Par conséquent, estimant qu'il n'y a pas eu de changement de circonstances de
droit ou de fait depuis cette décision, le Conseil d’État refuse que
l'article 165 soit à nouveau examiné, et rend une décision de non-renvoi.
En adoptant cette décision, la Haute juridiction administrative confirme sa
position sur la conformité de l'article 165 du Code civil à la
Constitution.
Une seconde QPC
soulevée portait sur le fait que la loi du 17 mai 2013 ouvrant le mariage aux
personnes de même sexe, était contraire au régime concordataire existant dans
les départements du Haut-Rhin, Bas-Rhin et de la Moselle et ne pourrait
s'appliquer dans ces départements. Par une décision du 21 février 2013, ce régime
concordataire a été déclaré comme ne méconnaissant pas la Constitution et plus
particulièrement le principe de laïcité, pilier de la République. Les
requérants arguaient que cette contrariété entre la loi du 17 mai 2013 et le
régime concordataire créerait une rupture d'égalité entre les personnes
domiciliées dans les 3 départements en question et celles qui sont domiciliées
sur le reste du territoire. Cependant le Conseil d’État rappelle que les
dispositions de la loi du 17 mai 2013 s'appliquent sur l'ensemble du territoire
national et sont sans incidence sur le maintien dans certains départements du
régime concordataire. Par conséquent, la question posée n'étant pas nouvelle ou
ne présentant pas un caractère sérieux, le Conseil d’État rend une décision de
non-renvoi et confirme que la loi du 17 mai 2013 s'applique sur l'ensemble du
territoire français sans distinction.
Dans le cadre de ces
QPC, le Conseil d’État exerce parfaitement son rôle de filtre et
renforce par la même occasion la conformité de la loi du 17 mai 2013 à la
Constitution en ne renvoyant pas les QPC devant le Conseil constitutionnel.

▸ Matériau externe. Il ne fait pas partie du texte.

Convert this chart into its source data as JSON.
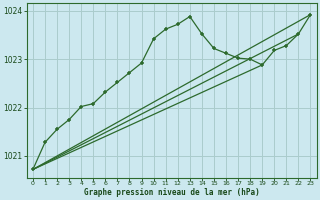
{
  "bg_color": "#cce8ef",
  "grid_color": "#aacccc",
  "line_color": "#2d6a2d",
  "marker_color": "#2d6a2d",
  "xlabel": "Graphe pression niveau de la mer (hPa)",
  "xlabel_color": "#1a4a1a",
  "ylabel_color": "#1a4a1a",
  "xlim": [
    -0.5,
    23.5
  ],
  "ylim": [
    1020.55,
    1024.15
  ],
  "yticks": [
    1021,
    1022,
    1023,
    1024
  ],
  "xticks": [
    0,
    1,
    2,
    3,
    4,
    5,
    6,
    7,
    8,
    9,
    10,
    11,
    12,
    13,
    14,
    15,
    16,
    17,
    18,
    19,
    20,
    21,
    22,
    23
  ],
  "series1_x": [
    0,
    1,
    2,
    3,
    4,
    5,
    6,
    7,
    8,
    9,
    10,
    11,
    12,
    13,
    14,
    15,
    16,
    17,
    18,
    19,
    20,
    21,
    22,
    23
  ],
  "series1_y": [
    1020.72,
    1021.28,
    1021.55,
    1021.75,
    1022.02,
    1022.08,
    1022.32,
    1022.52,
    1022.72,
    1022.92,
    1023.42,
    1023.62,
    1023.72,
    1023.88,
    1023.52,
    1023.22,
    1023.12,
    1023.02,
    1023.0,
    1022.88,
    1023.18,
    1023.28,
    1023.52,
    1023.92
  ],
  "trend1_x": [
    0,
    23
  ],
  "trend1_y": [
    1020.72,
    1023.92
  ],
  "trend2_x": [
    0,
    19
  ],
  "trend2_y": [
    1020.72,
    1022.88
  ],
  "trend3_x": [
    0,
    22
  ],
  "trend3_y": [
    1020.72,
    1023.52
  ]
}
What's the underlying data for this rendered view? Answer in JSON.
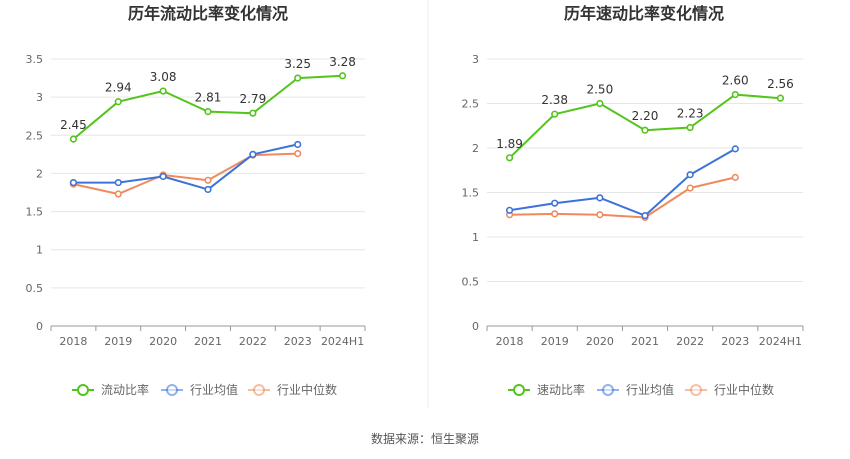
{
  "chart_data": [
    {
      "type": "line",
      "title": "历年流动比率变化情况",
      "categories": [
        "2018",
        "2019",
        "2020",
        "2021",
        "2022",
        "2023",
        "2024H1"
      ],
      "ylim": [
        0,
        3.5
      ],
      "yticks": [
        0,
        0.5,
        1,
        1.5,
        2,
        2.5,
        3,
        3.5
      ],
      "ytick_labels": [
        "0",
        "0.5",
        "1",
        "1.5",
        "2",
        "2.5",
        "3",
        "3.5"
      ],
      "series": [
        {
          "name": "流动比率",
          "color": "#52c41a",
          "values": [
            2.45,
            2.94,
            3.08,
            2.81,
            2.79,
            3.25,
            3.28
          ],
          "labels": [
            "2.45",
            "2.94",
            "3.08",
            "2.81",
            "2.79",
            "3.25",
            "3.28"
          ]
        },
        {
          "name": "行业均值",
          "color": "#3b73d9",
          "values": [
            1.88,
            1.88,
            1.96,
            1.79,
            2.25,
            2.38,
            null
          ]
        },
        {
          "name": "行业中位数",
          "color": "#f08a5d",
          "values": [
            1.86,
            1.73,
            1.98,
            1.91,
            2.24,
            2.26,
            null
          ]
        }
      ]
    },
    {
      "type": "line",
      "title": "历年速动比率变化情况",
      "categories": [
        "2018",
        "2019",
        "2020",
        "2021",
        "2022",
        "2023",
        "2024H1"
      ],
      "ylim": [
        0,
        3
      ],
      "yticks": [
        0,
        0.5,
        1,
        1.5,
        2,
        2.5,
        3
      ],
      "ytick_labels": [
        "0",
        "0.5",
        "1",
        "1.5",
        "2",
        "2.5",
        "3"
      ],
      "series": [
        {
          "name": "速动比率",
          "color": "#52c41a",
          "values": [
            1.89,
            2.38,
            2.5,
            2.2,
            2.23,
            2.6,
            2.56
          ],
          "labels": [
            "1.89",
            "2.38",
            "2.50",
            "2.20",
            "2.23",
            "2.60",
            "2.56"
          ]
        },
        {
          "name": "行业均值",
          "color": "#3b73d9",
          "values": [
            1.3,
            1.38,
            1.44,
            1.24,
            1.7,
            1.99,
            null
          ]
        },
        {
          "name": "行业中位数",
          "color": "#f08a5d",
          "values": [
            1.25,
            1.26,
            1.25,
            1.22,
            1.55,
            1.67,
            null
          ]
        }
      ]
    }
  ],
  "footer": {
    "source": "数据来源：恒生聚源"
  }
}
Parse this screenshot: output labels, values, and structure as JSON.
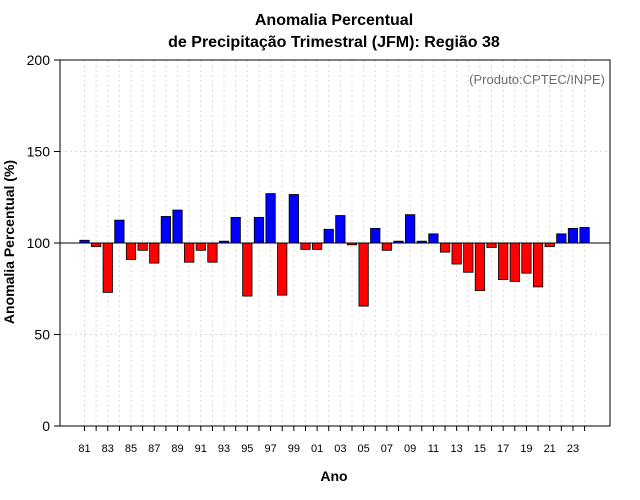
{
  "chart_data": {
    "type": "bar",
    "title_line1": "Anomalia Percentual",
    "title_line2": "de Precipitação Trimestral (JFM): Região 38",
    "xlabel": "Ano",
    "ylabel": "Anomalia Percentual (%)",
    "source": "(Produto:CPTEC/INPE)",
    "ylim": [
      0,
      200
    ],
    "yticks": [
      "0",
      "50",
      "100",
      "150",
      "200"
    ],
    "baseline": 100,
    "colors": {
      "above": "#0000ff",
      "below": "#ff0000",
      "edge": "#000000",
      "grid": "#d9d9d9"
    },
    "x_tick_labels": [
      "81",
      "83",
      "85",
      "87",
      "89",
      "91",
      "93",
      "95",
      "97",
      "99",
      "01",
      "03",
      "05",
      "07",
      "09",
      "11",
      "13",
      "15",
      "17",
      "19",
      "21",
      "23"
    ],
    "categories": [
      "1981",
      "1982",
      "1983",
      "1984",
      "1985",
      "1986",
      "1987",
      "1988",
      "1989",
      "1990",
      "1991",
      "1992",
      "1993",
      "1994",
      "1995",
      "1996",
      "1997",
      "1998",
      "1999",
      "2000",
      "2001",
      "2002",
      "2003",
      "2004",
      "2005",
      "2006",
      "2007",
      "2008",
      "2009",
      "2010",
      "2011",
      "2012",
      "2013",
      "2014",
      "2015",
      "2016",
      "2017",
      "2018",
      "2019",
      "2020",
      "2021",
      "2022",
      "2023",
      "2024"
    ],
    "values": [
      101.5,
      98,
      73,
      112.5,
      91,
      96,
      89,
      114.5,
      118,
      89.5,
      96,
      89.5,
      101,
      114,
      71,
      114,
      127,
      71.5,
      126.5,
      96.5,
      96.5,
      107.5,
      115,
      99,
      65.5,
      108,
      96,
      101,
      115.5,
      101,
      105,
      95,
      88.5,
      84,
      74,
      97.5,
      80,
      79,
      83.5,
      76,
      98,
      105,
      108,
      108.5
    ]
  }
}
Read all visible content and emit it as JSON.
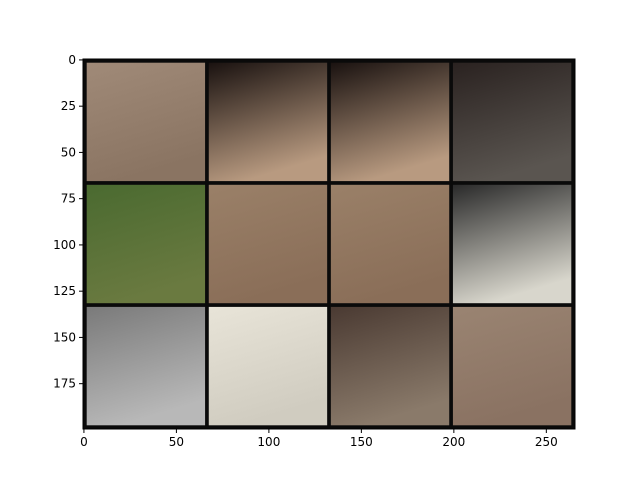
{
  "chart_data": {
    "type": "image",
    "xlim": [
      -0.5,
      265.5
    ],
    "ylim": [
      199.5,
      -0.5
    ],
    "xticks": [
      0,
      50,
      100,
      150,
      200,
      250
    ],
    "yticks": [
      0,
      25,
      50,
      75,
      100,
      125,
      150,
      175
    ]
  }
}
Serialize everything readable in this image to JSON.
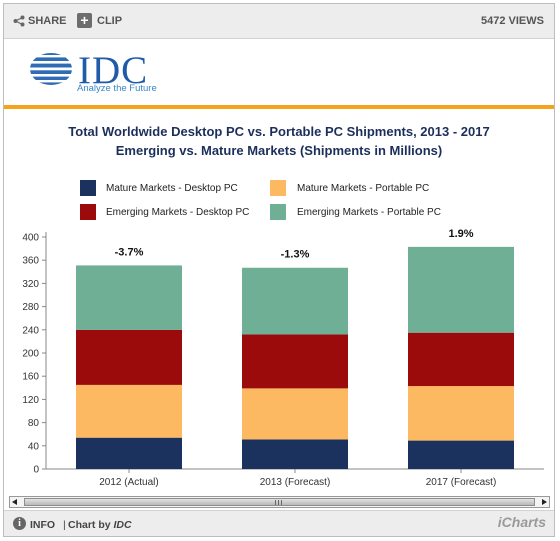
{
  "topbar": {
    "share_label": "SHARE",
    "clip_label": "CLIP",
    "views_label": "5472 VIEWS"
  },
  "header": {
    "logo_text": "IDC",
    "logo_tagline": "Analyze the Future"
  },
  "colors": {
    "mature_desktop": "#1b325f",
    "mature_portable": "#fdb862",
    "emerging_desktop": "#9c0b0b",
    "emerging_portable": "#6faf96",
    "accent_band": "#f5a31a",
    "logo_blue": "#1f5ba8"
  },
  "chart_data": {
    "type": "bar",
    "stacked": true,
    "title": "Total Worldwide Desktop PC vs. Portable PC Shipments, 2013 - 2017",
    "subtitle": "Emerging vs. Mature Markets (Shipments in Millions)",
    "categories": [
      "2012 (Actual)",
      "2013 (Forecast)",
      "2017 (Forecast)"
    ],
    "series": [
      {
        "name": "Mature Markets - Desktop PC",
        "values": [
          54,
          51,
          49
        ]
      },
      {
        "name": "Mature Markets - Portable PC",
        "values": [
          91,
          88,
          94
        ]
      },
      {
        "name": "Emerging Markets - Desktop PC",
        "values": [
          95,
          93,
          92
        ]
      },
      {
        "name": "Emerging Markets - Portable PC",
        "values": [
          111,
          115,
          148
        ]
      }
    ],
    "bar_labels": [
      "-3.7%",
      "-1.3%",
      "1.9%"
    ],
    "ylim": [
      0,
      400
    ],
    "yticks": [
      "0",
      "40",
      "80",
      "120",
      "160",
      "200",
      "240",
      "280",
      "320",
      "360",
      "400"
    ],
    "xlabel": "",
    "ylabel": "",
    "grid": false,
    "legend_position": "top"
  },
  "footer": {
    "info_label": "INFO",
    "separator": "|",
    "chart_by_label": "Chart by",
    "chart_by_brand": "IDC",
    "brand": "iCharts"
  }
}
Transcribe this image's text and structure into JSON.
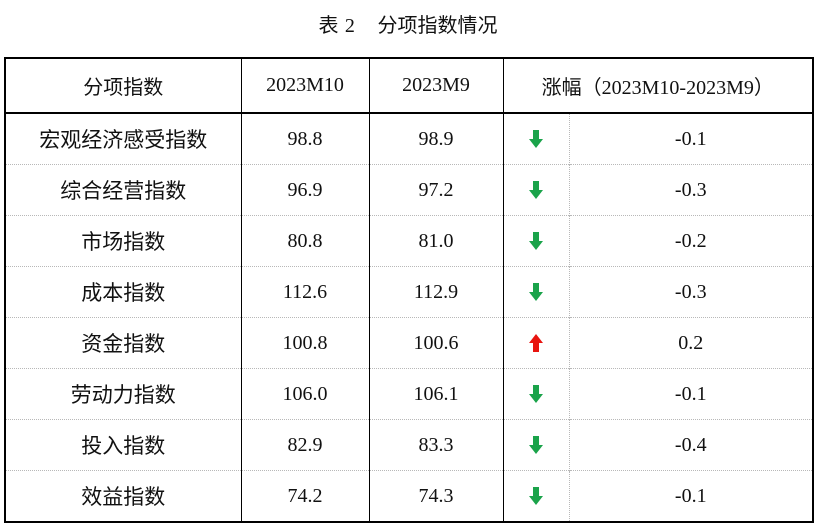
{
  "caption": {
    "prefix": "表",
    "number": "2",
    "title": "分项指数情况"
  },
  "columns": {
    "name": "分项指数",
    "m10": "2023M10",
    "m9": "2023M9",
    "change_prefix": "涨幅",
    "change_range": "（2023M10-2023M9）"
  },
  "colors": {
    "up": "#e8140f",
    "down": "#1aa34a"
  },
  "rows": [
    {
      "name": "宏观经济感受指数",
      "m10": "98.8",
      "m9": "98.9",
      "direction": "down",
      "change": "-0.1"
    },
    {
      "name": "综合经营指数",
      "m10": "96.9",
      "m9": "97.2",
      "direction": "down",
      "change": "-0.3"
    },
    {
      "name": "市场指数",
      "m10": "80.8",
      "m9": "81.0",
      "direction": "down",
      "change": "-0.2"
    },
    {
      "name": "成本指数",
      "m10": "112.6",
      "m9": "112.9",
      "direction": "down",
      "change": "-0.3"
    },
    {
      "name": "资金指数",
      "m10": "100.8",
      "m9": "100.6",
      "direction": "up",
      "change": "0.2"
    },
    {
      "name": "劳动力指数",
      "m10": "106.0",
      "m9": "106.1",
      "direction": "down",
      "change": "-0.1"
    },
    {
      "name": "投入指数",
      "m10": "82.9",
      "m9": "83.3",
      "direction": "down",
      "change": "-0.4"
    },
    {
      "name": "效益指数",
      "m10": "74.2",
      "m9": "74.3",
      "direction": "down",
      "change": "-0.1"
    }
  ]
}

Ceci montre que le mariage pour tous est devenu une valeur solide et ancrée de
notre société qui respecte la Constitution.
B) Le respect des
engagements internationaux de la France
Sur la légalité
interne, le Conseil d’État va trancher différentes questions, notamment au
regard des traités internationaux signés par la France afin de déterminer si la
loi du 17 mai 2013 n'est pas en contradiction avec ses engagements
internationaux.
Le Conseil d’État juge
que la loi du 17 mai 2013 n'est pas en contradiction avec de nombreuses
conventions internationales, notamment celles relatives aux obligations qui
s'imposent aux États partis à ces dernières pour favoriser l'échange
d'informations entre officiers de l'État civil. Ces conventions étant
dépourvues d'effet direct, et ayant uniquement pour objet de régir les
relations entre États, ne peuvent pas être invoquées par les particuliers. De
plus, ces conventions n'ont pas pour effet de limiter la liberté des États
contractants de déterminer les personnes aptes à s'unir par mariage. Le Conseil
d’État va considérer la même chose concernant la Convention sur le consentement
au mariage de 1962 ainsi que la Convention sur les régimes matrimoniaux de 1978
qui n'ont pas pour objet de déterminer les personnes aptes à s'unir par
mariage.
Par conséquent, l’État
dispose d'une marge d'appréciation, et de manœuvre nationale concernant les
personnes aptes à se marier.
Par ailleurs, le
Conseil d’État a estimé que le Pacte international relatif aux droits civils et
politiques reconnaissant le droit de se marier à l'homme et à la femme, ainsi
que la Convention internationale relative aux droits de l'enfant et la
Convention sur la protection des enfants et la coopération en matière
d'adoption internationale n'imposent pas que le mariage et l'adoption soient
possibles uniquement en cas d'altérité sexuelle, c'est à dire réservé
exclusivement aux couples de sexe différent. Le sujet de l'adoption a été une
question sensible en France, avant la loi du 17 mai 2013 les personnes de même
sexe ne pouvaient pas adopter, car il fallait être marié, mais depuis que le
mariage a été ouvert pour tous, l'adoption ne peut plus être refusée à ces derniers.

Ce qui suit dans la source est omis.